Él es el Dios que tiernamente es testigo de este sufrimiento, que nos encuentra en él si nos volvemos a él. Solo él es el Dios que puede ayudarnos verdaderamente, ya sea que nos encontremos sobre un piso sucio o en la cama de un hospital. Ciertamente, él es el Dios que se relaciona con nosotras como una mujer que da a luz. Él es la Roca que cargó con nosotras, el Dios que nos dio a luz (Dt 32:18). Aunque una madre podría olvidar a su niño de pecho, él nunca nos olvida (Is 49:15). No existen respuestas establecidas de este Dios; no obstante, está el cuerpo roto de su Hijo, desnudo y humillado, muriendo para que pudiéramos vivir.
El sufrimiento del final de la vida
Y entonces mi mente divagó más. Nunca soportaré el dolor de un parto sin ayuda. Sin embargo, un día, enfrentaré el dolor de la muerte. Un día, mi visita al hospital no terminará con una nueva vida en mis brazos, sino que con mi frío cuerpo muerto cubierto de una manta térmica. Los doctores intentarán ayudar. Traerán sus máquinas e intervendrán. No obstante, estarán corriendo tras un tren que están ganando velocidad. Al final, mis manos están atadas. Podría ser una despedida poco digna. El tiempo de la muerte llegó. Lo mejor que puedo esperar es que mis hijos estén ahí. Mi esposo, si seguimos las normas estadísticas, ya se fue a preparar el camino. Entonces, ¿cuál sería mi esperanza mientras las luces y los monitores parpadean?
La historia de Lázaro resucitado de los muertos ha merodeado mi mente por muchos años. No por el desenlace de la narración, cuando Jesús grita: «¡Lázaro, sal fuera!» y el hombre que estaba muerto sale (Jn 11:43-44) —aunque la escena es maravillosa—; más bien, debido a la tranquila conversación que Jesús tiene con Marta primero. Jesús forzó esta crisis.
Marta lo manda a llamar cuando su hermano estaba enfermo, pero Jesús no fue. Deliberadamente, él permite que Lázaro muera y esperó que llevara muerto cuatro días para entonces ir. «Yo soy la resurrección y la vida; el que cree en mí aunque muera, vivirá, y todo el que vive y cree en mí, no morirá jamás. ¿Crees esto?» (Jn 11:25-26).

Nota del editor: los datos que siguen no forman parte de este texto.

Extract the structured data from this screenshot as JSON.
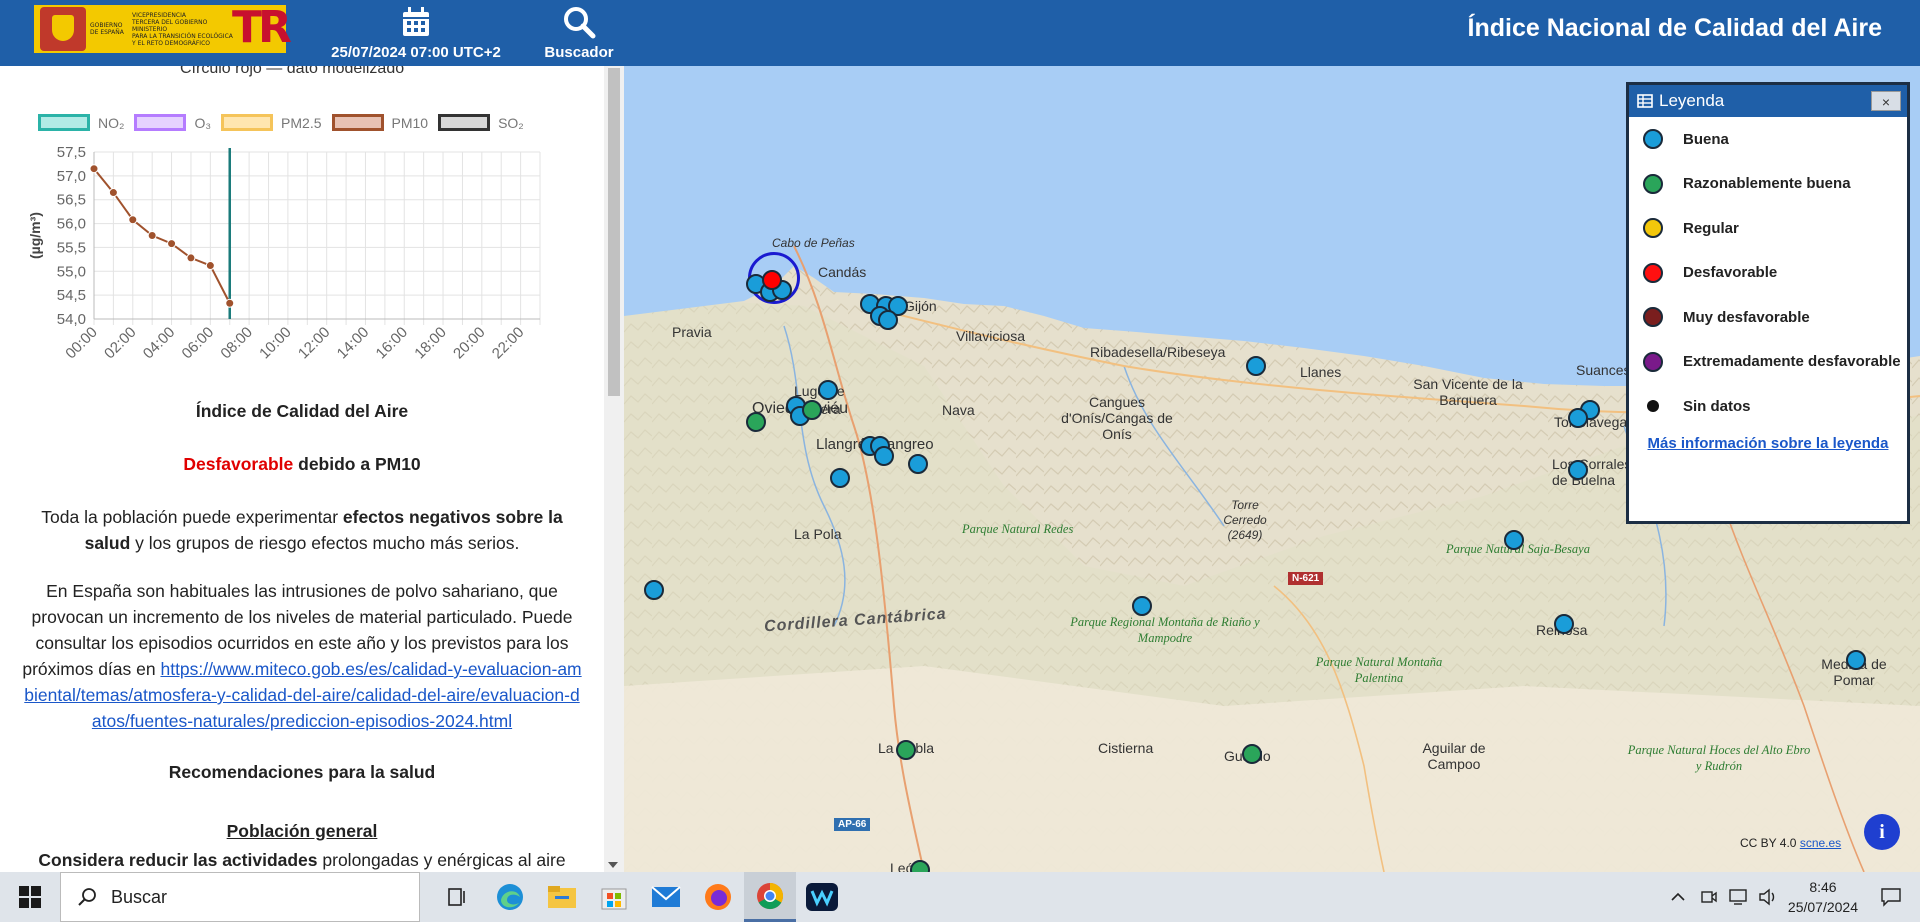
{
  "header": {
    "logo_text_lines": [
      "VICEPRESIDENCIA",
      "TERCERA DEL GOBIERNO",
      "MINISTERIO",
      "PARA LA TRANSICIÓN ECOLÓGICA",
      "Y EL RETO DEMOGRÁFICO"
    ],
    "logo_gov_text": "GOBIERNO DE ESPAÑA",
    "date_label": "25/07/2024 07:00 UTC+2",
    "search_label": "Buscador",
    "title": "Índice Nacional de Calidad del Aire",
    "date_icon": "calendar-icon",
    "search_icon": "search-icon"
  },
  "panel": {
    "cut_text": "Círculo rojo — dato modelizado",
    "pollutant_legend": [
      {
        "label": "NO₂",
        "fill": "#b2ebe6",
        "stroke": "#2bb3a8"
      },
      {
        "label": "O₃",
        "fill": "#e6d2ff",
        "stroke": "#b57cff"
      },
      {
        "label": "PM2.5",
        "fill": "#ffe6b0",
        "stroke": "#f5c45a"
      },
      {
        "label": "PM10",
        "fill": "#e8c2b4",
        "stroke": "#a0522d"
      },
      {
        "label": "SO₂",
        "fill": "#d8d8d8",
        "stroke": "#333333"
      }
    ],
    "index_title": "Índice de Calidad del Aire",
    "status_word": "Desfavorable",
    "status_rest": " debido a PM10",
    "health_p1": "Toda la población puede experimentar ",
    "health_b1": "efectos negativos sobre la salud",
    "health_p2": " y los grupos de riesgo efectos mucho más serios.",
    "dust_text": "En España son habituales las intrusiones de polvo sahariano, que provocan un incremento de los niveles de material particulado. Puede consultar los episodios ocurridos en este año y los previstos para los próximos días en ",
    "dust_link": "https://www.miteco.gob.es/es/calidad-y-evaluacion-ambiental/temas/atmosfera-y-calidad-del-aire/calidad-del-aire/evaluacion-datos/fuentes-naturales/prediccion-episodios-2024.html",
    "reco_title": "Recomendaciones para la salud",
    "pop_title": "Población general",
    "pop_b": "Considera reducir las actividades",
    "pop_rest": " prolongadas y enérgicas al aire libre,"
  },
  "chart_data": {
    "type": "line",
    "title": "",
    "xlabel": "",
    "ylabel": "(µg/m³)",
    "x_ticks": [
      "00:00",
      "02:00",
      "04:00",
      "06:00",
      "08:00",
      "10:00",
      "12:00",
      "14:00",
      "16:00",
      "18:00",
      "20:00",
      "22:00"
    ],
    "y_ticks": [
      "54,0",
      "54,5",
      "55,0",
      "55,5",
      "56,0",
      "56,5",
      "57,0",
      "57,5"
    ],
    "ylim": [
      54.0,
      57.5
    ],
    "xlim_hours": [
      0,
      23
    ],
    "current_hour": 7,
    "series": [
      {
        "name": "PM10",
        "color": "#a0522d",
        "x": [
          0,
          1,
          2,
          3,
          4,
          5,
          6,
          7
        ],
        "values": [
          57.15,
          56.65,
          56.08,
          55.75,
          55.58,
          55.28,
          55.12,
          54.33
        ]
      }
    ],
    "grid": true
  },
  "map": {
    "labels": [
      {
        "text": "Cabo de Peñas",
        "italic": true
      },
      {
        "text": "Candás"
      },
      {
        "text": "Gijón"
      },
      {
        "text": "Pravia"
      },
      {
        "text": "Villaviciosa"
      },
      {
        "text": "Ribadesella/Ribeseya"
      },
      {
        "text": "Llanes"
      },
      {
        "text": "San Vicente de la Barquera"
      },
      {
        "text": "Suances"
      },
      {
        "text": "Lugo de Llanera"
      },
      {
        "text": "Oviedo/Uviéu"
      },
      {
        "text": "Nava"
      },
      {
        "text": "Cangues d'Onís/Cangas de Onís"
      },
      {
        "text": "Llangréu/Langreo"
      },
      {
        "text": "Torrelavega"
      },
      {
        "text": "Los Corrales de Buelna"
      },
      {
        "text": "Torre Cerredo (2649)"
      },
      {
        "text": "La Pola"
      },
      {
        "text": "Cordillera Cantábrica"
      },
      {
        "text": "Reinosa"
      },
      {
        "text": "Medina de Pomar"
      },
      {
        "text": "La Robla"
      },
      {
        "text": "Cistierna"
      },
      {
        "text": "Guardo"
      },
      {
        "text": "Aguilar de Campoo"
      },
      {
        "text": "León"
      }
    ],
    "parks": [
      "Parque Natural Redes",
      "Parque Natural Saja-Besaya",
      "Parque Regional Montaña de Riaño y Mampodre",
      "Parque Natural Montaña Palentina",
      "Parque Natural Hoces del Alto Ebro y Rudrón"
    ],
    "roads": [
      "N-621",
      "AP-66"
    ],
    "attribution_text": "CC BY 4.0 ",
    "attribution_link": "scne.es",
    "info_label": "i"
  },
  "map_legend": {
    "title": "Leyenda",
    "close": "×",
    "items": [
      {
        "label": "Buena",
        "color": "#1a9dd9"
      },
      {
        "label": "Razonablemente buena",
        "color": "#2aa55a"
      },
      {
        "label": "Regular",
        "color": "#f3c70b"
      },
      {
        "label": "Desfavorable",
        "color": "#ff1010"
      },
      {
        "label": "Muy desfavorable",
        "color": "#7a1e1e"
      },
      {
        "label": "Extremadamente desfavorable",
        "color": "#7a1a8a"
      },
      {
        "label": "Sin datos",
        "color": "#111111"
      }
    ],
    "link": "Más información sobre la leyenda"
  },
  "taskbar": {
    "search_placeholder": "Buscar",
    "time": "8:46",
    "date": "25/07/2024",
    "apps": [
      "task-view-icon",
      "edge-icon",
      "file-explorer-icon",
      "store-icon",
      "mail-icon",
      "firefox-icon",
      "chrome-icon",
      "webex-icon"
    ]
  }
}
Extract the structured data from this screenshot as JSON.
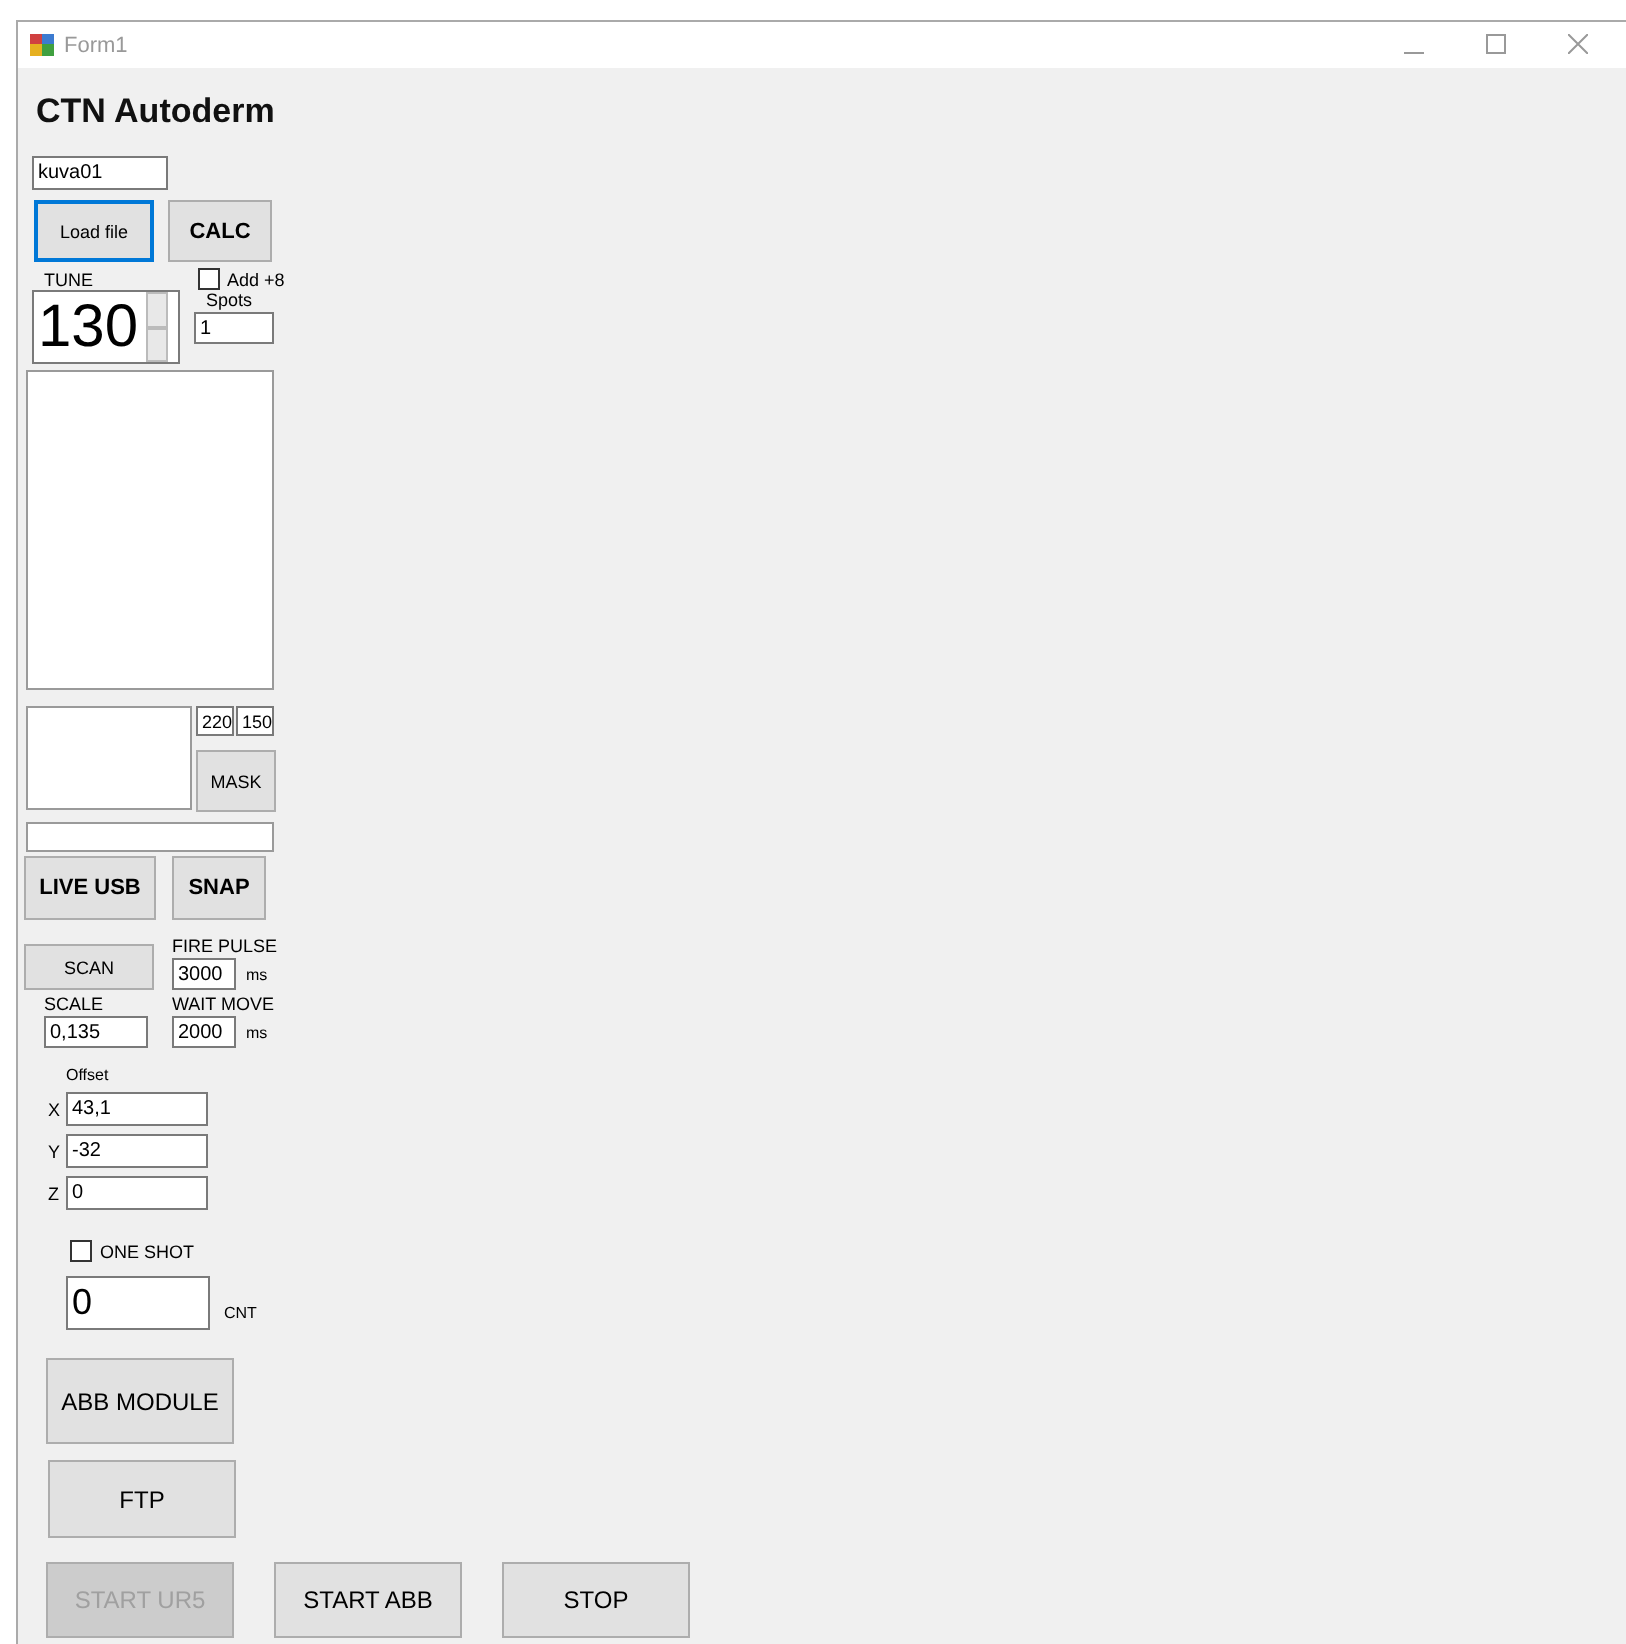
{
  "window": {
    "title": "Form1"
  },
  "heading": "CTN Autoderm",
  "file_field": {
    "value": "kuva01"
  },
  "load_button": {
    "label": "Load file",
    "focused": true,
    "disabled": false
  },
  "calc_button": {
    "label": "CALC",
    "focused": false,
    "disabled": false
  },
  "tune": {
    "label": "TUNE",
    "value": "130"
  },
  "add8": {
    "label": "Add +8",
    "checked": false
  },
  "spots": {
    "label": "Spots",
    "value": "1"
  },
  "mask_fields": [
    "220",
    "150"
  ],
  "mask_button": {
    "label": "MASK",
    "focused": false,
    "disabled": false
  },
  "live_usb_button": {
    "label": "LIVE USB",
    "focused": false,
    "disabled": false
  },
  "snap_button": {
    "label": "SNAP",
    "focused": false,
    "disabled": false
  },
  "scan_button": {
    "label": "SCAN",
    "focused": false,
    "disabled": false
  },
  "fire_pulse": {
    "label": "FIRE PULSE",
    "value": "3000",
    "unit": "ms"
  },
  "scale": {
    "label": "SCALE",
    "value": "0,135"
  },
  "wait_move": {
    "label": "WAIT MOVE",
    "value": "2000",
    "unit": "ms"
  },
  "offset": {
    "label": "Offset",
    "axes": [
      {
        "label": "X",
        "value": "43,1"
      },
      {
        "label": "Y",
        "value": "-32"
      },
      {
        "label": "Z",
        "value": "0"
      }
    ]
  },
  "one_shot": {
    "label": "ONE SHOT",
    "checked": false
  },
  "counter": {
    "value": "0",
    "label": "CNT"
  },
  "abb_module_button": {
    "label": "ABB MODULE",
    "focused": false,
    "disabled": false
  },
  "ftp_button": {
    "label": "FTP",
    "focused": false,
    "disabled": false
  },
  "bottom_buttons": [
    {
      "label": "START UR5",
      "focused": false,
      "disabled": true
    },
    {
      "label": "START ABB",
      "focused": false,
      "disabled": false
    },
    {
      "label": "STOP",
      "focused": false,
      "disabled": false
    }
  ]
}
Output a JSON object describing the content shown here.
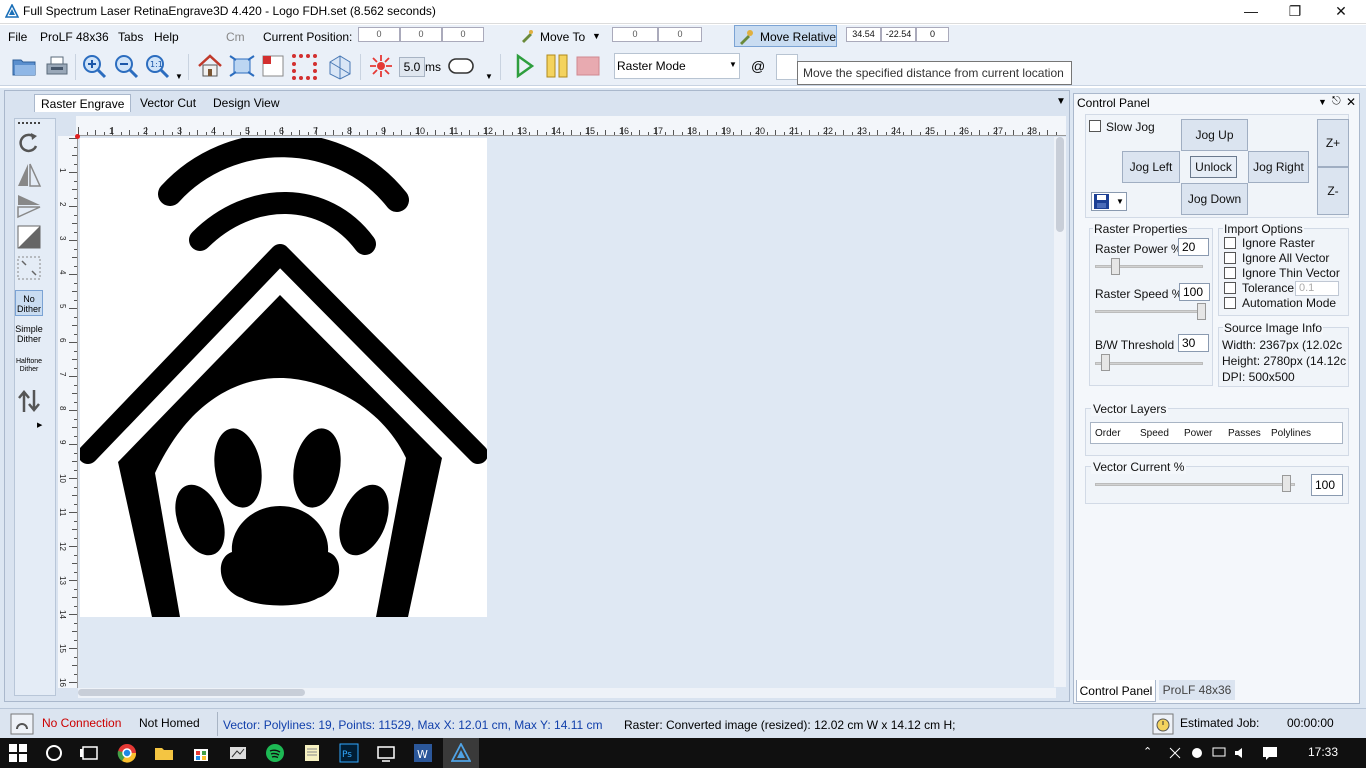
{
  "window": {
    "title": "Full Spectrum Laser RetinaEngrave3D 4.420 - Logo FDH.set (8.562 seconds)"
  },
  "menu": {
    "file": "File",
    "model": "ProLF 48x36",
    "tabs": "Tabs",
    "help": "Help",
    "units": "Cm",
    "current_position_label": "Current Position:",
    "pos": [
      "0",
      "0",
      "0"
    ],
    "move_to": "Move To",
    "move_to_vals": [
      "0",
      "0"
    ],
    "move_relative": "Move Relative",
    "move_relative_vals": [
      "34.54",
      "-22.54",
      "0"
    ]
  },
  "toolbar": {
    "pulse": "5.0",
    "pulse_unit": "ms",
    "mode": "Raster Mode",
    "at": "@"
  },
  "tooltip": "Move the specified distance from current location",
  "doc_tabs": [
    "Raster Engrave",
    "Vector Cut",
    "Design View"
  ],
  "left_tools": {
    "no_dither": [
      "No",
      "Dither"
    ],
    "simple_dither": [
      "Simple",
      "Dither"
    ],
    "halftone_dither": [
      "Halftone",
      "Dither"
    ]
  },
  "ruler": {
    "top": [
      "1",
      "2",
      "3",
      "4",
      "5",
      "6",
      "7",
      "8",
      "9",
      "10",
      "11",
      "12",
      "13",
      "14",
      "15",
      "16",
      "17",
      "18",
      "19",
      "20",
      "21",
      "22",
      "23",
      "24",
      "25",
      "26",
      "27",
      "28"
    ],
    "left": [
      "1",
      "2",
      "3",
      "4",
      "5",
      "6",
      "7",
      "8",
      "9",
      "10",
      "11",
      "12",
      "13",
      "14",
      "15",
      "16"
    ]
  },
  "control_panel": {
    "title": "Control Panel",
    "slow_jog": "Slow Jog",
    "jog_up": "Jog Up",
    "jog_left": "Jog Left",
    "unlock": "Unlock",
    "jog_right": "Jog Right",
    "jog_down": "Jog Down",
    "z_plus": "Z+",
    "z_minus": "Z-",
    "raster_properties": {
      "title": "Raster Properties",
      "power_label": "Raster Power %",
      "power": "20",
      "power_level": 0.2,
      "speed_label": "Raster Speed %",
      "speed": "100",
      "speed_level": 1.0,
      "threshold_label": "B/W Threshold",
      "threshold": "30",
      "threshold_level": 0.05
    },
    "import_options": {
      "title": "Import Options",
      "items": [
        "Ignore Raster",
        "Ignore All Vector",
        "Ignore Thin Vector",
        "Tolerance",
        "Automation Mode"
      ],
      "tolerance_placeholder": "0.1"
    },
    "source_info": {
      "title": "Source Image Info",
      "width": "Width:  2367px (12.02c",
      "height": "Height: 2780px (14.12c",
      "dpi": "DPI: 500x500"
    },
    "vector_layers": {
      "title": "Vector Layers",
      "columns": [
        "Order",
        "Speed",
        "Power",
        "Passes",
        "Polylines"
      ]
    },
    "vector_current": {
      "title": "Vector Current %",
      "value": "100",
      "level": 1.0
    },
    "bottom_tabs": [
      "Control Panel",
      "ProLF 48x36"
    ]
  },
  "status": {
    "connection": "No Connection",
    "homed": "Not Homed",
    "vector_info": "Vector: Polylines: 19, Points: 11529, Max X: 12.01 cm, Max Y: 14.11 cm",
    "raster_info": "Raster: Converted image (resized): 12.02 cm W x 14.12 cm H;",
    "estimated_label": "Estimated Job:",
    "estimated_time": "00:00:00"
  },
  "taskbar": {
    "time": "17:33"
  },
  "colors": {
    "accent": "#0b5bd6",
    "status_error": "#cc0000",
    "status_info": "#1240ab"
  }
}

Cuando llegue a esa última cama de hospital, debo no solo creer en el Hombre que es mi entrada a la eternidad, sino que en el Hombre que es la eternidad misma. Jesús no solo nos da la resurrección. Él es la resurrección y la vida. Sin él, solo hay muerte. Con él, hay vida que ninguna muerte solitaria puede quitar. Dar a luz fue, para mí, una prueba. Los pretextos del tiempo moderno se retiraron por un momento. Él es la resurrección y la vida. ¿Creo esto?